Rugby ball shaped eyes were the diagnosis. Short sighted. Suddenly I could see the world clearly. I felt freed from a struggle I did not know I had been going through. I only realised how bad my eyesight was when I learnt to swim. I couldn’t wear my glasses in the swimming pool and I could not recognise my friends unless they came close.
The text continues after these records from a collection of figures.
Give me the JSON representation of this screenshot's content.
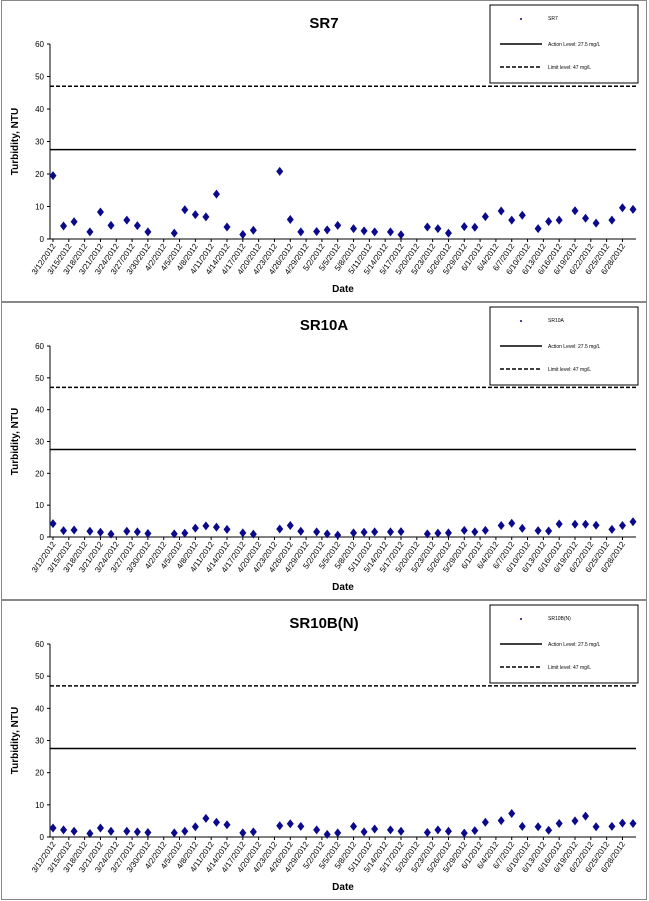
{
  "chart_data": [
    {
      "type": "scatter",
      "title": "SR7",
      "xlabel": "Date",
      "ylabel": "Turbidity, NTU",
      "ylim": [
        0,
        60
      ],
      "yticks": [
        0,
        10,
        20,
        30,
        40,
        50,
        60
      ],
      "xrange": [
        "3/12/2012",
        "6/30/2012"
      ],
      "xticks": [
        "3/12/2012",
        "3/15/2012",
        "3/18/2012",
        "3/21/2012",
        "3/24/2012",
        "3/27/2012",
        "3/30/2012",
        "4/2/2012",
        "4/5/2012",
        "4/8/2012",
        "4/11/2012",
        "4/14/2012",
        "4/17/2012",
        "4/20/2012",
        "4/23/2012",
        "4/26/2012",
        "4/29/2012",
        "5/2/2012",
        "5/5/2012",
        "5/8/2012",
        "5/11/2012",
        "5/14/2012",
        "5/17/2012",
        "5/20/2012",
        "5/23/2012",
        "5/26/2012",
        "5/29/2012",
        "6/1/2012",
        "6/4/2012",
        "6/7/2012",
        "6/10/2012",
        "6/13/2012",
        "6/16/2012",
        "6/19/2012",
        "6/22/2012",
        "6/25/2012",
        "6/28/2012"
      ],
      "legend": {
        "placement": "top-right",
        "entries": [
          "SR7",
          "Action Level: 27.5 mg/L",
          "Limit level: 47 mg/L"
        ]
      },
      "reference_lines": [
        {
          "name": "Action Level: 27.5 mg/L",
          "value": 27.5,
          "style": "solid"
        },
        {
          "name": "Limit level: 47 mg/L",
          "value": 47,
          "style": "dashed"
        }
      ],
      "series": [
        {
          "name": "SR7",
          "points": [
            [
              "3/12/2012",
              19.5
            ],
            [
              "3/14/2012",
              4
            ],
            [
              "3/16/2012",
              5.3
            ],
            [
              "3/19/2012",
              2.2
            ],
            [
              "3/21/2012",
              8.3
            ],
            [
              "3/23/2012",
              4.2
            ],
            [
              "3/26/2012",
              5.8
            ],
            [
              "3/28/2012",
              4.1
            ],
            [
              "3/30/2012",
              2.2
            ],
            [
              "4/4/2012",
              1.8
            ],
            [
              "4/6/2012",
              9
            ],
            [
              "4/8/2012",
              7.5
            ],
            [
              "4/10/2012",
              6.8
            ],
            [
              "4/12/2012",
              13.8
            ],
            [
              "4/14/2012",
              3.7
            ],
            [
              "4/17/2012",
              1.4
            ],
            [
              "4/19/2012",
              2.7
            ],
            [
              "4/24/2012",
              20.8
            ],
            [
              "4/26/2012",
              6
            ],
            [
              "4/28/2012",
              2.2
            ],
            [
              "5/1/2012",
              2.3
            ],
            [
              "5/3/2012",
              2.8
            ],
            [
              "5/5/2012",
              4.2
            ],
            [
              "5/8/2012",
              3.2
            ],
            [
              "5/10/2012",
              2.5
            ],
            [
              "5/12/2012",
              2.2
            ],
            [
              "5/15/2012",
              2.2
            ],
            [
              "5/17/2012",
              1.3
            ],
            [
              "5/22/2012",
              3.7
            ],
            [
              "5/24/2012",
              3.2
            ],
            [
              "5/26/2012",
              1.8
            ],
            [
              "5/29/2012",
              3.8
            ],
            [
              "5/31/2012",
              3.6
            ],
            [
              "6/2/2012",
              6.9
            ],
            [
              "6/5/2012",
              8.6
            ],
            [
              "6/7/2012",
              5.8
            ],
            [
              "6/9/2012",
              7.3
            ],
            [
              "6/12/2012",
              3.2
            ],
            [
              "6/14/2012",
              5.4
            ],
            [
              "6/16/2012",
              5.8
            ],
            [
              "6/19/2012",
              8.7
            ],
            [
              "6/21/2012",
              6.4
            ],
            [
              "6/23/2012",
              4.9
            ],
            [
              "6/26/2012",
              5.8
            ],
            [
              "6/28/2012",
              9.6
            ],
            [
              "6/30/2012",
              9.1
            ]
          ]
        }
      ]
    },
    {
      "type": "scatter",
      "title": "SR10A",
      "xlabel": "Date",
      "ylabel": "Turbidity, NTU",
      "ylim": [
        0,
        60
      ],
      "yticks": [
        0,
        10,
        20,
        30,
        40,
        50,
        60
      ],
      "xrange": [
        "3/12/2012",
        "6/30/2012"
      ],
      "xticks": [
        "3/12/2012",
        "3/15/2012",
        "3/18/2012",
        "3/21/2012",
        "3/24/2012",
        "3/27/2012",
        "3/30/2012",
        "4/2/2012",
        "4/5/2012",
        "4/8/2012",
        "4/11/2012",
        "4/14/2012",
        "4/17/2012",
        "4/20/2012",
        "4/23/2012",
        "4/26/2012",
        "4/29/2012",
        "5/2/2012",
        "5/5/2012",
        "5/8/2012",
        "5/11/2012",
        "5/14/2012",
        "5/17/2012",
        "5/20/2012",
        "5/23/2012",
        "5/26/2012",
        "5/29/2012",
        "6/1/2012",
        "6/4/2012",
        "6/7/2012",
        "6/10/2012",
        "6/13/2012",
        "6/16/2012",
        "6/19/2012",
        "6/22/2012",
        "6/25/2012",
        "6/28/2012"
      ],
      "legend": {
        "placement": "top-right",
        "entries": [
          "SR10A",
          "Action Level: 27.5 mg/L",
          "Limit level: 47 mg/L"
        ]
      },
      "reference_lines": [
        {
          "name": "Action Level: 27.5 mg/L",
          "value": 27.5,
          "style": "solid"
        },
        {
          "name": "Limit level: 47 mg/L",
          "value": 47,
          "style": "dashed"
        }
      ],
      "series": [
        {
          "name": "SR10A",
          "points": [
            [
              "3/12/2012",
              4.2
            ],
            [
              "3/14/2012",
              2
            ],
            [
              "3/16/2012",
              2.2
            ],
            [
              "3/19/2012",
              1.8
            ],
            [
              "3/21/2012",
              1.5
            ],
            [
              "3/23/2012",
              0.9
            ],
            [
              "3/26/2012",
              1.8
            ],
            [
              "3/28/2012",
              1.6
            ],
            [
              "3/30/2012",
              1.1
            ],
            [
              "4/4/2012",
              1
            ],
            [
              "4/6/2012",
              1.2
            ],
            [
              "4/8/2012",
              2.8
            ],
            [
              "4/10/2012",
              3.5
            ],
            [
              "4/12/2012",
              3.1
            ],
            [
              "4/14/2012",
              2.4
            ],
            [
              "4/17/2012",
              1.3
            ],
            [
              "4/19/2012",
              0.9
            ],
            [
              "4/24/2012",
              2.5
            ],
            [
              "4/26/2012",
              3.6
            ],
            [
              "4/28/2012",
              1.8
            ],
            [
              "5/1/2012",
              1.6
            ],
            [
              "5/3/2012",
              1
            ],
            [
              "5/5/2012",
              0.6
            ],
            [
              "5/8/2012",
              1.3
            ],
            [
              "5/10/2012",
              1.5
            ],
            [
              "5/12/2012",
              1.6
            ],
            [
              "5/15/2012",
              1.6
            ],
            [
              "5/17/2012",
              1.7
            ],
            [
              "5/22/2012",
              1
            ],
            [
              "5/24/2012",
              1.2
            ],
            [
              "5/26/2012",
              1.3
            ],
            [
              "5/29/2012",
              2.1
            ],
            [
              "5/31/2012",
              1.6
            ],
            [
              "6/2/2012",
              2.1
            ],
            [
              "6/5/2012",
              3.6
            ],
            [
              "6/7/2012",
              4.3
            ],
            [
              "6/9/2012",
              2.7
            ],
            [
              "6/12/2012",
              2
            ],
            [
              "6/14/2012",
              1.9
            ],
            [
              "6/16/2012",
              4.1
            ],
            [
              "6/19/2012",
              4
            ],
            [
              "6/21/2012",
              4
            ],
            [
              "6/23/2012",
              3.7
            ],
            [
              "6/26/2012",
              2.4
            ],
            [
              "6/28/2012",
              3.6
            ],
            [
              "6/30/2012",
              4.8
            ]
          ]
        }
      ]
    },
    {
      "type": "scatter",
      "title": "SR10B(N)",
      "xlabel": "Date",
      "ylabel": "Turbidity, NTU",
      "ylim": [
        0,
        60
      ],
      "yticks": [
        0,
        10,
        20,
        30,
        40,
        50,
        60
      ],
      "xrange": [
        "3/12/2012",
        "6/30/2012"
      ],
      "xticks": [
        "3/12/2012",
        "3/15/2012",
        "3/18/2012",
        "3/21/2012",
        "3/24/2012",
        "3/27/2012",
        "3/30/2012",
        "4/2/2012",
        "4/5/2012",
        "4/8/2012",
        "4/11/2012",
        "4/14/2012",
        "4/17/2012",
        "4/20/2012",
        "4/23/2012",
        "4/26/2012",
        "4/29/2012",
        "5/2/2012",
        "5/5/2012",
        "5/8/2012",
        "5/11/2012",
        "5/14/2012",
        "5/17/2012",
        "5/20/2012",
        "5/23/2012",
        "5/26/2012",
        "5/29/2012",
        "6/1/2012",
        "6/4/2012",
        "6/7/2012",
        "6/10/2012",
        "6/13/2012",
        "6/16/2012",
        "6/19/2012",
        "6/22/2012",
        "6/25/2012",
        "6/28/2012"
      ],
      "legend": {
        "placement": "top-right",
        "entries": [
          "SR10B(N)",
          "Action Level: 27.5 mg/L",
          "Limit level: 47 mg/L"
        ]
      },
      "reference_lines": [
        {
          "name": "Action Level: 27.5 mg/L",
          "value": 27.5,
          "style": "solid"
        },
        {
          "name": "Limit level: 47 mg/L",
          "value": 47,
          "style": "dashed"
        }
      ],
      "series": [
        {
          "name": "SR10B(N)",
          "points": [
            [
              "3/12/2012",
              2.8
            ],
            [
              "3/14/2012",
              2.2
            ],
            [
              "3/16/2012",
              1.8
            ],
            [
              "3/19/2012",
              1.1
            ],
            [
              "3/21/2012",
              2.8
            ],
            [
              "3/23/2012",
              1.8
            ],
            [
              "3/26/2012",
              1.8
            ],
            [
              "3/28/2012",
              1.6
            ],
            [
              "3/30/2012",
              1.4
            ],
            [
              "4/4/2012",
              1.3
            ],
            [
              "4/6/2012",
              1.8
            ],
            [
              "4/8/2012",
              3.2
            ],
            [
              "4/10/2012",
              5.8
            ],
            [
              "4/12/2012",
              4.6
            ],
            [
              "4/14/2012",
              3.8
            ],
            [
              "4/17/2012",
              1.3
            ],
            [
              "4/19/2012",
              1.6
            ],
            [
              "4/24/2012",
              3.5
            ],
            [
              "4/26/2012",
              4.1
            ],
            [
              "4/28/2012",
              3.3
            ],
            [
              "5/1/2012",
              2.2
            ],
            [
              "5/3/2012",
              0.8
            ],
            [
              "5/5/2012",
              1.3
            ],
            [
              "5/8/2012",
              3.3
            ],
            [
              "5/10/2012",
              1.6
            ],
            [
              "5/12/2012",
              2.5
            ],
            [
              "5/15/2012",
              2.2
            ],
            [
              "5/17/2012",
              1.8
            ],
            [
              "5/22/2012",
              1.4
            ],
            [
              "5/24/2012",
              2.2
            ],
            [
              "5/26/2012",
              1.8
            ],
            [
              "5/29/2012",
              1.2
            ],
            [
              "5/31/2012",
              2
            ],
            [
              "6/2/2012",
              4.6
            ],
            [
              "6/5/2012",
              5.1
            ],
            [
              "6/7/2012",
              7.3
            ],
            [
              "6/9/2012",
              3.3
            ],
            [
              "6/12/2012",
              3.2
            ],
            [
              "6/14/2012",
              2.1
            ],
            [
              "6/16/2012",
              4.2
            ],
            [
              "6/19/2012",
              5
            ],
            [
              "6/21/2012",
              6.5
            ],
            [
              "6/23/2012",
              3.2
            ],
            [
              "6/26/2012",
              3.3
            ],
            [
              "6/28/2012",
              4.3
            ],
            [
              "6/30/2012",
              4.2
            ]
          ]
        }
      ]
    }
  ],
  "colors": {
    "marker": "#0a0a8a",
    "line": "#000000",
    "border": "#888888"
  }
}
Now I understand why I got lost on a beach a few years before! I could not see my family when I wandered off. And why I got lost on a caravan site. I could not see the numbers on the vans…. Yes I am lucky. I wish others could be too…

The Moon’s out

A glint, a glimmer through the clouds. Blue sky darkening. Sunlight catches the side of the moon, there is a hint of where the Sun is, down and to the right of the moon. About thirteen times a year the moon is in this stage of its phases. I’m not sure, but because most months are thirty one days (four are thirty days, one is twenty eight or twenty nine and seven are thirty one) this adds up to twenty nine or thirty extra days over the year. If we had thirteen actual months, not lunar months in a year, what would we call the thirteenth? Lunary? Lol

Oorie?

It was an Oorie day, the sky was full of dark grey, shifting clouds. A cold wind blew from the North East. Hail started to fall, bouncing off roofs and into gutters. The roads and pavements were slippery with the icy white mass of hail. It crunched underfoot. But it was melting quickly and rivulets of ice and water ran down the road into the grids by the pavement.
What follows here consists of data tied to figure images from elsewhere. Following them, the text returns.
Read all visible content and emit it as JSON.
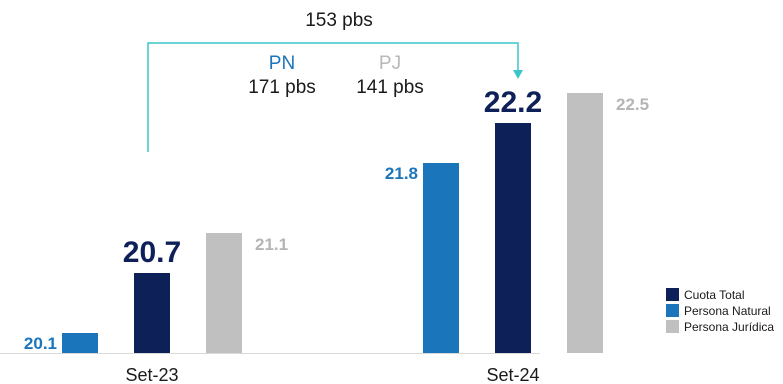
{
  "colors": {
    "natural": "#1b75bb",
    "total": "#0d2057",
    "juridica": "#c0c0c0",
    "arrow": "#3cc6c9",
    "text": "#1a1a1a"
  },
  "annotation": {
    "total_change": "153 pbs",
    "pn_label": "PN",
    "pn_value": "171 pbs",
    "pj_label": "PJ",
    "pj_value": "141 pbs"
  },
  "legend": {
    "items": [
      {
        "label": "Cuota  Total",
        "color": "#0d2057"
      },
      {
        "label": "Persona  Natural",
        "color": "#1b75bb"
      },
      {
        "label": "Persona  Jurídica",
        "color": "#c0c0c0"
      }
    ],
    "placement": "bottom-right"
  },
  "chart_data": {
    "type": "bar",
    "categories": [
      "Set-23",
      "Set-24"
    ],
    "series": [
      {
        "name": "Persona  Natural",
        "values": [
          20.1,
          21.8
        ],
        "labels": [
          "20.1",
          "21.8"
        ],
        "color": "#1b75bb"
      },
      {
        "name": "Cuota  Total",
        "values": [
          20.7,
          22.2
        ],
        "labels": [
          "20.7",
          "22.2"
        ],
        "color": "#0d2057"
      },
      {
        "name": "Persona  Jurídica",
        "values": [
          21.1,
          22.5
        ],
        "labels": [
          "21.1",
          "22.5"
        ],
        "color": "#c0c0c0"
      }
    ],
    "axis_visible": false,
    "grid": false
  }
}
It’s hard to describe an ‘oorie’ day, even though I’ve just walked home in one. I saw the word on a friends page where she was writing a piece using the word as a prompt. That’s why I looked it up, I’ve never come across it before and doubt I will use it again.

Dragon hide

What does a dragon need to stay safe? If you read The Hobbit, Smaug the dragon was killed by an arrow that pierced a soft area in his skin under his arm. Dragons have to have a strong skin..

So what would it look like? I’ve been experimenting with how big the scales would be. I guess they would have to be like an alligator or crocodile skin, rather than a lizard or snake whose scales seem smaller or softer. The dragon would need fire retardant scales to prevent charring or burning either around its mouth when it is fire breathing or on the rest of its body. Maybe male dragons duel in short fights, if they were to attack each others wings they would need to be strong. Dragons wings always look vulnerable. The skin is stretched between bony fingers. Surely that could easily be holed if it were not well maintained. Lots to consider.

Feeling cold…

Our government has told us to open our windows to ventilate the rooms and reduce covid virus. But instead of opening a window in our living room my hubby just told me he’d had our bedroom window open all afternoon! I’ve been sitting here in two jumpers and my coat and thinking the central heating wasn’t working properly! I tried to explain that as we have the radiator on in there and it’s under the window it means we are just heating the outside atmosphere! I feel like turning the heating off and opening all the windows and doors! There’s following instructions and then there’s wasting energy! God knows what our gas bill will be like!

What shall I say?

Who shall I speak to? Will they listen to me? So many questions to ask.

She stood in front of the microphone and wished she had written the thoughts down. She had known she would have to speak at the funeral, but had shied away from her obligation. The death of her friend had been a shock. He was only 60 when he passed away. She remembered an old boss of hers telling her off. They don’t pass away or pass on, they die said the woman.

No, she would say pass on. She would say sadly missed. She would say that his passing had left a hole in many lives. She had not seen much of him recently. Things had been bleak, people were not going out as much as they had. A cough could be enough to panic friends into staying away.

The funeral was only sparsely attended. The few people that were there were well separated. Women wore veils over dark coloured masks, the men wore cravats and masks. Good old fashion design getting involved in the workings of life and death. Things had to be chic.

So many questions to ask and then try and answer. She would struggle for words. But she would manage it.